The trigger for the current round of privacy worries was the launch of Google Buzz. Good Morning Silicon Valley puts it in context with Google, Buzz and the Silicon Tower, and danah boyd’s keynote at SXSW 2010 reviews the lessons and implications.I think there may be a profound mismatch between the technical architectures of social networking sites, and the mental model of users.
Mathew Ingram’s post Your Mom’s Guide to Those Facebook Changes, and How to Block Them alerted me to the implications of Facebook’s “Instant Personalization” features.
Woody Leonhard’s article Hotmail's social networking busts your privacy showed that Google and Facebook aren’t the only ones who can scare users about what personal information is being broadcast about them.
This mismatch is an example of the “hard intangibles” problem that I wrestled with inconclusively a few years ago: our minds can’t effectively process the complexity of the systems we’re confronted with.
Two examples: attenuation and scale.
We assume that information about us flows more sluggishly there further it goes. My friends know me quite well, their friends might know me a little, and the friends-of-friends-of-friends are effectively ignorant. In a data network, though, perfect fidelity is maintained no matter how many times information is copied. We therefore have poor intuition about the fidelity with which information can flow away from us across social networks.My most recent personal experience was when I noticed a new (?) feature on Facebook two days ago.
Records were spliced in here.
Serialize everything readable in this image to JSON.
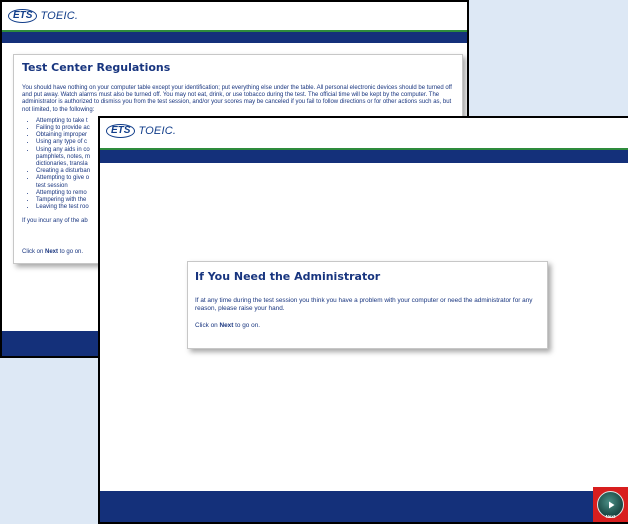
{
  "brand": {
    "ets": "ETS",
    "toeic": "TOEIC."
  },
  "back_screen": {
    "title": "Test Center Regulations",
    "intro": "You should have nothing on your computer table except your identification; put everything else under the table. All personal electronic devices should be turned off and put away. Watch alarms must also be turned off. You may not eat, drink, or use tobacco during the test. The official time will be kept by the computer. The administrator is authorized to dismiss you from the test session, and/or your scores may be canceled if you fail to follow directions or for other actions such as, but not limited, to the following:",
    "bullets": [
      "Attempting to take t",
      "Failing to provide ac",
      "Obtaining improper",
      "Using any type of c",
      "Using any aids in co",
      "pamphlets, notes, m",
      "dictionaries, transla",
      "Creating a disturban",
      "Attempting to give o",
      "test session",
      "Attempting to remo",
      "Tampering with the",
      "Leaving the test roo"
    ],
    "after": "If you incur any of the ab",
    "click_prefix": "Click on ",
    "click_key": "Next",
    "click_suffix": " to go on."
  },
  "front_screen": {
    "title": "If You Need the Administrator",
    "body": "If at any time during the test session you think you have a problem with your computer or need the administrator for any reason, please raise your hand.",
    "click_prefix": "Click on ",
    "click_key": "Next",
    "click_suffix": " to go on."
  },
  "next_button": {
    "label": "Next",
    "icon": "play-arrow-icon",
    "highlight_color": "#d81e1e"
  },
  "colors": {
    "brand_blue": "#14307a",
    "text_blue": "#18357f",
    "accent_green": "#2e8b3c"
  }
}
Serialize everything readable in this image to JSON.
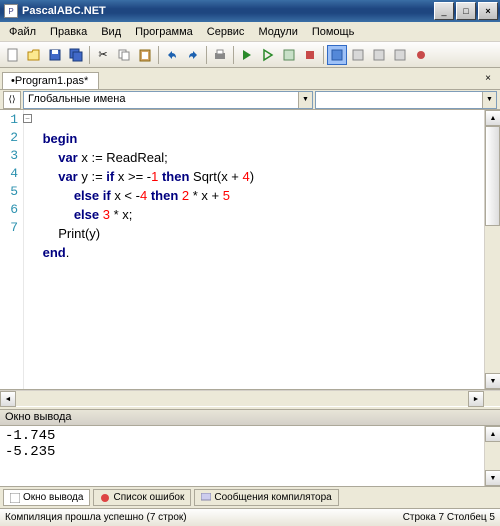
{
  "window": {
    "title": "PascalABC.NET",
    "btn_min": "_",
    "btn_max": "□",
    "btn_close": "×"
  },
  "menu": {
    "file": "Файл",
    "edit": "Правка",
    "view": "Вид",
    "program": "Программа",
    "service": "Сервис",
    "modules": "Модули",
    "help": "Помощь"
  },
  "tabs": {
    "program1": "•Program1.pas*",
    "close": "×"
  },
  "scope": {
    "icon": "⟨⟩",
    "label": "Глобальные имена",
    "dd": "▼"
  },
  "code": {
    "lines": [
      "1",
      "2",
      "3",
      "4",
      "5",
      "6",
      "7"
    ],
    "fold": "−",
    "l1_begin": "begin",
    "l2_var": "var",
    "l2_rest": " x := ReadReal;",
    "l3_var": "var",
    "l3_a": " y := ",
    "l3_if": "if",
    "l3_b": " x >= -",
    "l3_n1": "1",
    "l3_then": " then",
    "l3_c": " Sqrt(x + ",
    "l3_n4": "4",
    "l3_d": ")",
    "l4_else": "else",
    "l4_sp": " ",
    "l4_if": "if",
    "l4_a": " x < -",
    "l4_n4": "4",
    "l4_then": " then",
    "l4_b": " ",
    "l4_n2": "2",
    "l4_c": " * x + ",
    "l4_n5": "5",
    "l5_else": "else",
    "l5_a": " ",
    "l5_n3": "3",
    "l5_b": " * x;",
    "l6": "Print(y)",
    "l7_end": "end",
    "l7_dot": "."
  },
  "output": {
    "title": "Окно вывода",
    "text": "-1.745\n-5.235"
  },
  "bottom_tabs": {
    "out": "Окно вывода",
    "err": "Список ошибок",
    "msg": "Сообщения компилятора"
  },
  "status": {
    "left": "Компиляция прошла успешно (7 строк)",
    "right": "Строка  7 Столбец  5"
  }
}
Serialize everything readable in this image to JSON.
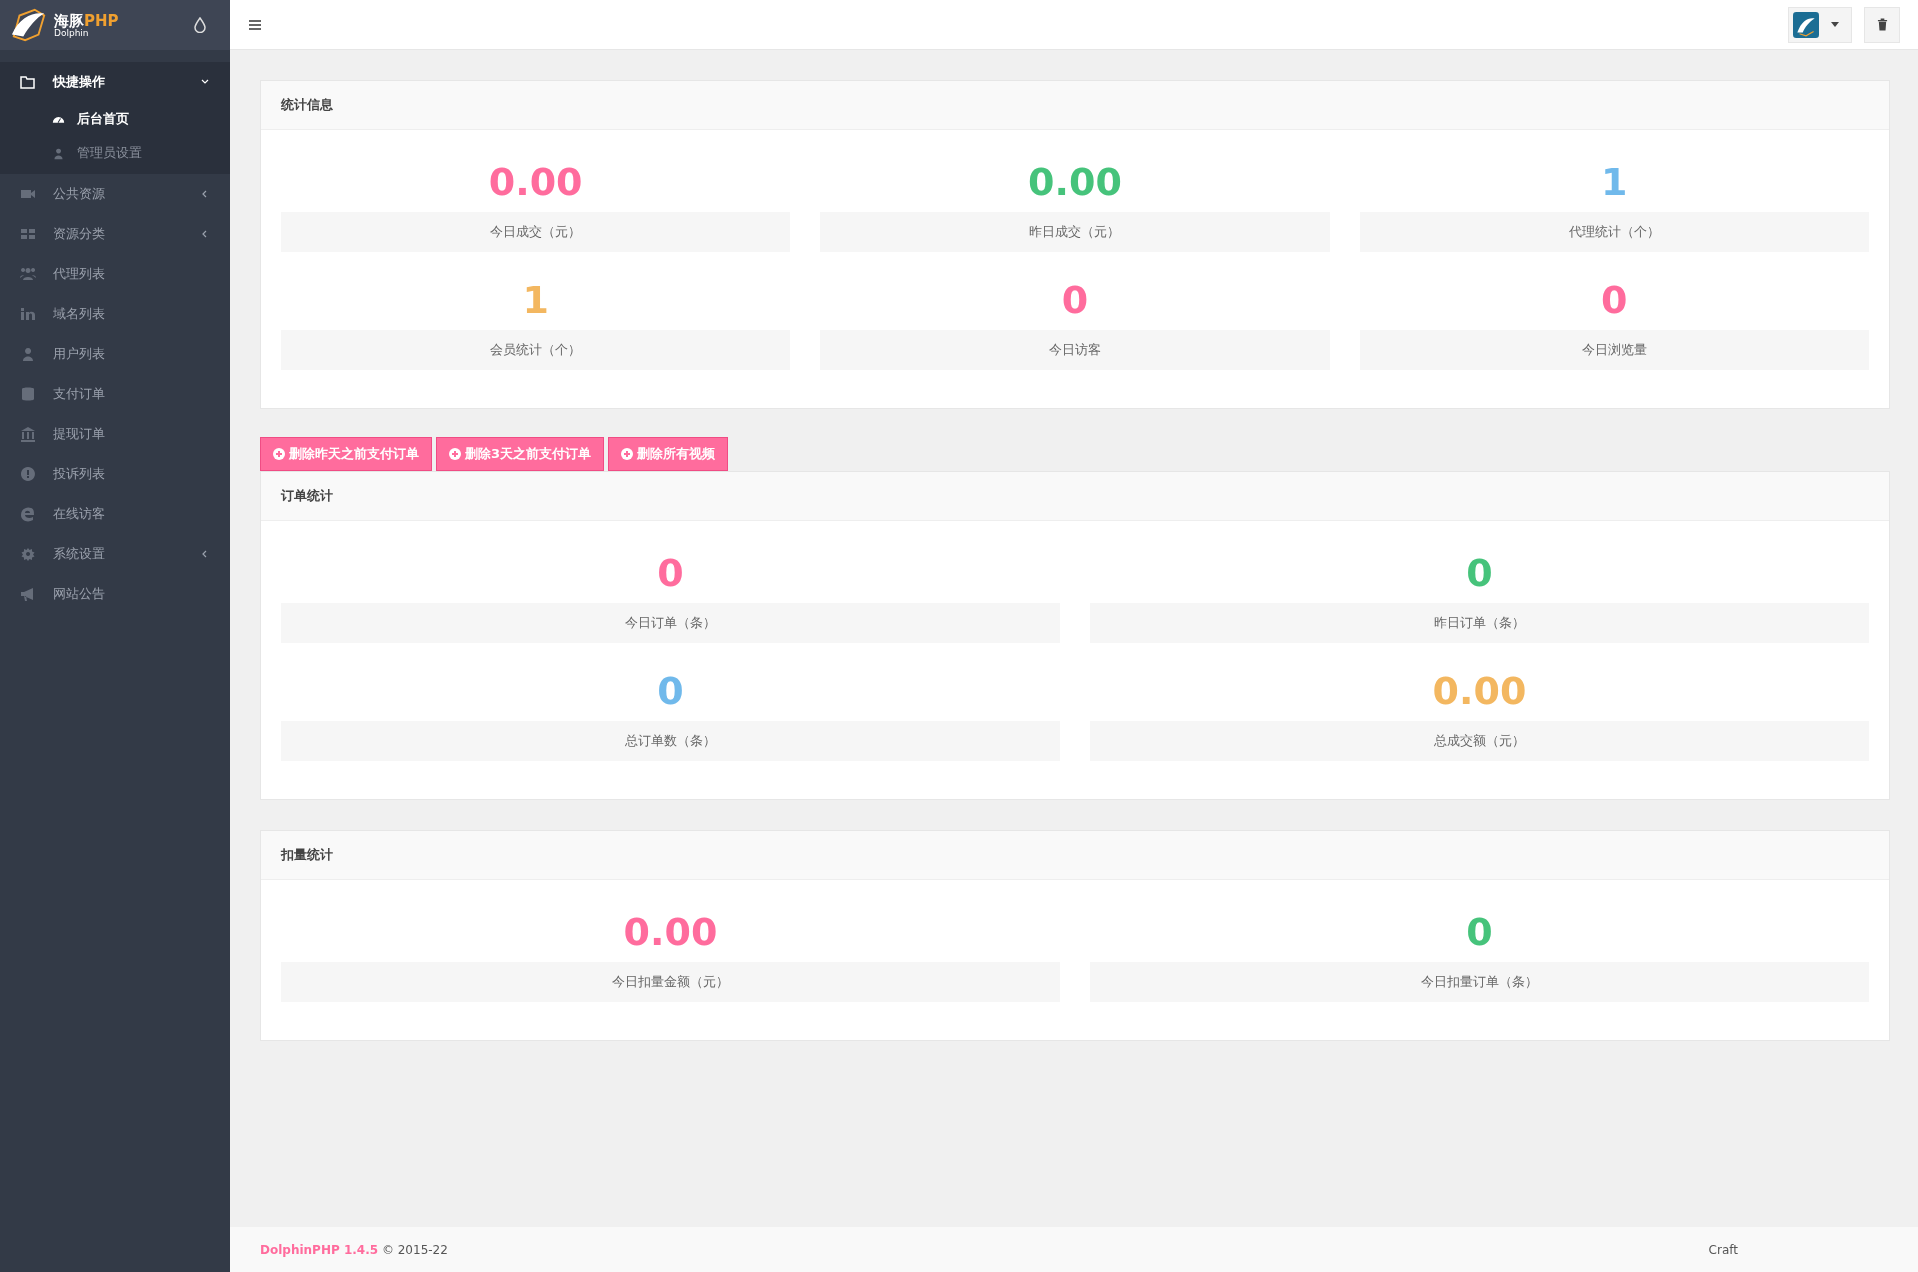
{
  "brand": {
    "name": "海豚",
    "suffix": "PHP",
    "sub": "Dolphin"
  },
  "sidebar": {
    "items": [
      {
        "label": "快捷操作",
        "expanded": true,
        "children": [
          {
            "label": "后台首页",
            "selected": true
          },
          {
            "label": "管理员设置",
            "selected": false
          }
        ]
      },
      {
        "label": "公共资源",
        "expanded": false
      },
      {
        "label": "资源分类",
        "expanded": false
      },
      {
        "label": "代理列表"
      },
      {
        "label": "域名列表"
      },
      {
        "label": "用户列表"
      },
      {
        "label": "支付订单"
      },
      {
        "label": "提现订单"
      },
      {
        "label": "投诉列表"
      },
      {
        "label": "在线访客"
      },
      {
        "label": "系统设置",
        "expanded": false
      },
      {
        "label": "网站公告"
      }
    ]
  },
  "sections": [
    {
      "title": "统计信息",
      "items": [
        {
          "value": "0.00",
          "label": "今日成交（元）",
          "color": "#ff6c9d"
        },
        {
          "value": "0.00",
          "label": "昨日成交（元）",
          "color": "#46c37b"
        },
        {
          "value": "1",
          "label": "代理统计（个）",
          "color": "#70b9eb"
        },
        {
          "value": "1",
          "label": "会员统计（个）",
          "color": "#f3b760"
        },
        {
          "value": "0",
          "label": "今日访客",
          "color": "#ff6c9d"
        },
        {
          "value": "0",
          "label": "今日浏览量",
          "color": "#ff6c9d"
        }
      ]
    },
    {
      "title": "订单统计",
      "actions": [
        "删除昨天之前支付订单",
        "删除3天之前支付订单",
        "删除所有视频"
      ],
      "items": [
        {
          "value": "0",
          "label": "今日订单（条）",
          "color": "#ff6c9d"
        },
        {
          "value": "0",
          "label": "昨日订单（条）",
          "color": "#46c37b"
        },
        {
          "value": "0",
          "label": "总订单数（条）",
          "color": "#70b9eb"
        },
        {
          "value": "0.00",
          "label": "总成交额（元）",
          "color": "#f3b760"
        }
      ]
    },
    {
      "title": "扣量统计",
      "items": [
        {
          "value": "0.00",
          "label": "今日扣量金额（元）",
          "color": "#ff6c9d"
        },
        {
          "value": "0",
          "label": "今日扣量订单（条）",
          "color": "#46c37b"
        }
      ]
    }
  ],
  "footer": {
    "product": "DolphinPHP 1.4.5",
    "copyright": "© 2015-22",
    "right": "Craft"
  }
}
One of my friends had commented on the status update of one of their friends, who is not in my friend network. Not only did I see the friend-of-my-friend’s update; I saw all the comments that their friends (all strangers to me) had made. I’m pretty sure the friends-of-my-friend’s-friend had no idea that some stranger at three removes would be reading their comments.
It’s a truism that the mind cannot grasp non-linear growth; we’re always surprised by the explosion of compound interest, for example. On a social network, the number of people who are friends-of-friends-of-…-of-friends grows exponentially; but I would bet that most people think it grows only linearly, or perhaps even stays constant. Thus, we grossly underestimate the number of people to whom our activities visible.
If you find the “friends-of-my-friend’s-friend” construct hard to parse, then good: I made it on purpose. I suspect that such relationships are related to the “relational complexity” metrics defined by Graeme Halford and colleagues; Halford suggests that our brains max out at around four concurrent relationships.
I’m pretty confident that the Big Name Players all just want to do right by their users; the trouble is that the social networks they’re building for us are (of necessity?) more complicated than we can handle. It hit home when I tried to grok the short blog post Managing your contacts with Windows Live People. I think I figured it out, but (a) I’m not sure I did, and (b) I'd rather not have had to.